Eine Darstellung eines Objektes (oder einer Szene) nennt man analog, wenn signifikante Eigenschaften, die auf das Objekt oder seine Teile zutreffen, in gleicher Weise auch auf das repräsentierte Objekt zutreffen. Wenn dies auch keine mathematisch exakte Definition ist, so weist sie doch auf die entscheidenden Merkmale von analogen Repräsentationen hin. Insbesondere erkennt man, daß analog immer ``analog in bezug auf eine gegebene Menge von Eigenschaften'' (nämlich die als signifikant eingestuften) bedeutet. Betrachten wir zum Beispiel als Objekt eine weiße Flagge aus Leinen mit einem blauen Quadrat, dessen Diagonale horizontal steht. Wenn wir die zuletzt genannte Eigenschaft zusammen mit der relativen geometrischen Form der Flagge als die einzig signifikanten Eigenschaften betrachten, dann ist zB. die folgende Darstellung der Flagge in diesem Sinne eine analoge Darstellung.

Man beachte, daß die Analogie sich nicht auf alle Eigenschaften bezieht; zB. geht der Stoff, die Farbe ua. verloren. Man beachte auch, daß wir hier von Eigenschaften innerhalb einer Welt sprechen, der sowohl die Flagge als auch die repräsentierte Form angehören. Wir kommen auf solche Gesichtspunkte im Abschnitt 5.3.1 noch ausführlicher zu sprechen. Beschreibt man diese Flagge in der Prädikatenlogik, so bleibt wenig Analogie mit dem Original übrig.

Für den Menschen sind analoge Darstellungen von unermeßlicher Bedeutung, weil offenbar der kognitive Apparat gerade hierauf spezialisiert ist. ZB. erkennen wir einen bekannten Menschen mit einem Blick auf einer Photographie wieder. Ein weiteres verbreitetes Beispiel sind Landkarten. Aus dieser Einsicht heraus wurden analoge Repräsentationen auch für die Wissensverarbeitung propagiert [Slo75], erspart sie doch viele Verarbeitungs- und Deduktionsprozesse. Fragt man etwa in dem obigen Beispiel, ob die Flaggenmitte im Quadrat liegt oder nicht, so ist bei der analogen Darstellung die Antwort unmittelbar ablesbar, während in einer logischen Darstellung erst eine Menge zusätzlichen Wissens mit in den Deduktionsprozess eingebracht werden müßte, um eine solche Antwort zu geben.

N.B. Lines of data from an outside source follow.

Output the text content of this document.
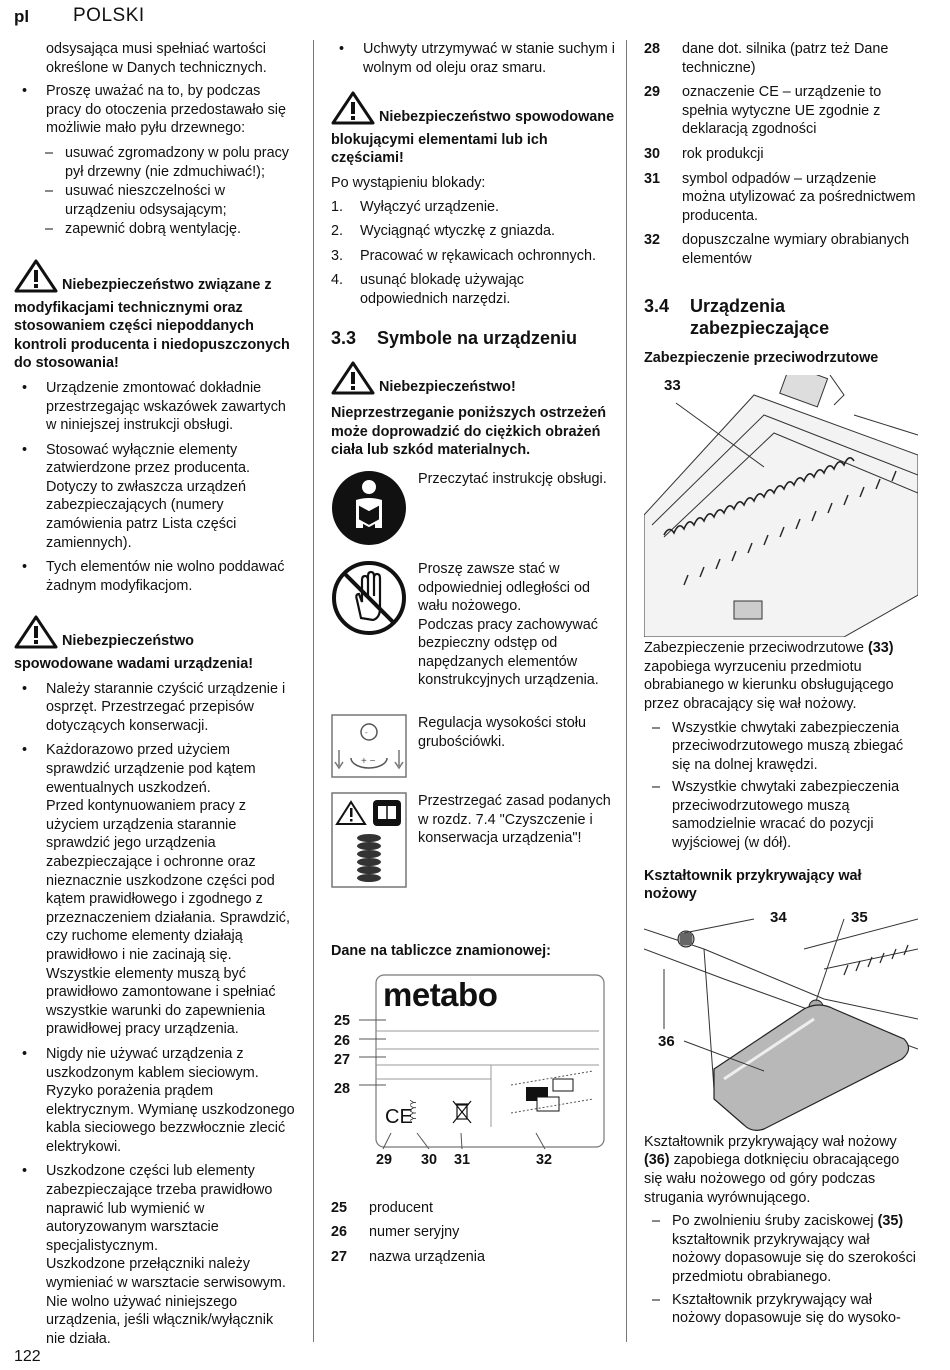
pl POLSKI

odsysająca musi spełniać wartości określone w Danych technicznych.

• Proszę uważać na to, by podczas pracy do otoczenia przedostawało się możliwie mało pyłu drzewnego:
– usuwać zgromadzony w polu pracy pył drzewny (nie zdmuchiwać!);
– usuwać nieszczelności w urządzeniu odsysającym;
– zapewnić dobrą wentylację.
Niebezpieczeństwo związane z modyfikacjami technicznymi oraz stosowaniem części niepoddanych kontroli producenta i niedopuszczonych do stosowania!
• Urządzenie zmontować dokładnie przestrzegając wskazówek zawartych w niniejszej instrukcji obsługi.
• Stosować wyłącznie elementy zatwierdzone przez producenta. Dotyczy to zwłaszcza urządzeń zabezpieczających (numery zamówienia patrz Lista części zamiennych).
• Tych elementów nie wolno poddawać żadnym modyfikacjom.
Niebezpieczeństwo spowodowane wadami urządzenia!
• Należy starannie czyścić urządzenie i osprzęt. Przestrzegać przepisów dotyczących konserwacji.
• Każdorazowo przed użyciem sprawdzić urządzenie pod kątem ewentualnych uszkodzeń.
Przed kontynuowaniem pracy z użyciem urządzenia starannie sprawdzić jego urządzenia zabezpieczające i ochronne oraz nieznacznie uszkodzone części pod kątem prawidłowego i zgodnego z przeznaczeniem działania. Sprawdzić, czy ruchome elementy działają prawidłowo i nie zacinają się. Wszystkie elementy muszą być prawidłowo zamontowane i spełniać wszystkie warunki do zapewnienia prawidłowej pracy urządzenia.
• Nigdy nie używać urządzenia z uszkodzonym kablem sieciowym. Ryzyko porażenia prądem elektrycznym. Wymianę uszkodzonego kabla sieciowego bezzwłocznie zlecić elektrykowi.
• Uszkodzone części lub elementy zabezpieczające trzeba prawidłowo naprawić lub wymienić w autoryzowanym warsztacie specjalistycznym.
Uszkodzone przełączniki należy wymieniać w warsztacie serwisowym. Nie wolno używać niniejszego urządzenia, jeśli włącznik/wyłącznik nie działa.
• Uchwyty utrzymywać w stanie suchym i wolnym od oleju oraz smaru.
Niebezpieczeństwo spowodowane blokującymi elementami lub ich częściami!

Po wystąpieniu blokady:

1. Wyłączyć urządzenie.
2. Wyciągnąć wtyczkę z gniazda.
3. Pracować w rękawicach ochronnych.
4. usunąć blokadę używając odpowiednich narzędzi.
3.3 Symbole na urządzeniu
Niebezpieczeństwo!

Nieprzestrzeganie poniższych ostrzeżeń może doprowadzić do ciężkich obrażeń ciała lub szkód materialnych.

Przeczytać instrukcję obsługi.
Proszę zawsze stać w odpowiedniej odległości od wału nożowego.
Podczas pracy zachowywać bezpieczny odstęp od napędzanych elementów konstrukcyjnych urządzenia.
-
+ −
Regulacja wysokości stołu grubościówki.
Przestrzegać zasad podanych w rozdz. 7.4 "Czyszczenie i konserwacja urządzenia"!

Dane na tabliczce znamionowej:

CE
YYYY
metabo
25
26
27
28
29 30 31	32
25 producent
26 numer seryjny
27 nazwa urządzenia
28 dane dot. silnika (patrz też Dane techniczne)
29 oznaczenie CE – urządzenie to spełnia wytyczne UE zgodnie z deklaracją zgodności
30 rok produkcji
31 symbol odpadów – urządzenie można utylizować za pośrednictwem producenta.
32 dopuszczalne wymiary obrabianych elementów
3.4	Urządzenia zabezpieczające

Zabezpieczenie przeciwodrzutowe

33

Zabezpieczenie przeciwodrzutowe (33) zapobiega wyrzuceniu przedmiotu obrabianego w kierunku obsługującego przez obracający się wał nożowy.

– Wszystkie chwytaki zabezpieczenia przeciwodrzutowego muszą zbiegać się na dolnej krawędzi.
– Wszystkie chwytaki zabezpieczenia przeciwodrzutowego muszą samodzielnie wracać do pozycji wyjściowej (w dół).

Kształtownik przykrywający wał nożowy

34	35
36

Kształtownik przykrywający wał nożowy (36) zapobiega dotknięciu obracającego się wału nożowego od góry podczas strugania wyrównującego.

– Po zwolnieniu śruby zaciskowej (35) kształtownik przykrywający wał nożowy dopasowuje się do szerokości przedmiotu obrabianego.
– Kształtownik przykrywający wał nożowy dopasowuje się do wysoko-
122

Solche Forderungen nach analogen Darstellungen haben jedoch erst durch die Realisierung von Rechnern mit Zigtausenden von Prozessoren (siehe Abschnitt 2.10) eine praktische Bedeutung erlangt, ist es doch jetzt in der Tat möglich, eine Flagge in der durch das Bild illustrierten Weise im Rechner zu realisieren, während jeder Monoprozessor dazu wohl kaum in der Lage sein dürfte. Da solche neuartigen Rechner noch nicht sehr verbreitet sind, wird die Frage der analogen Repräsentationen erst in naher Zukunft so recht in den Blickpunkt des Interesses rücken.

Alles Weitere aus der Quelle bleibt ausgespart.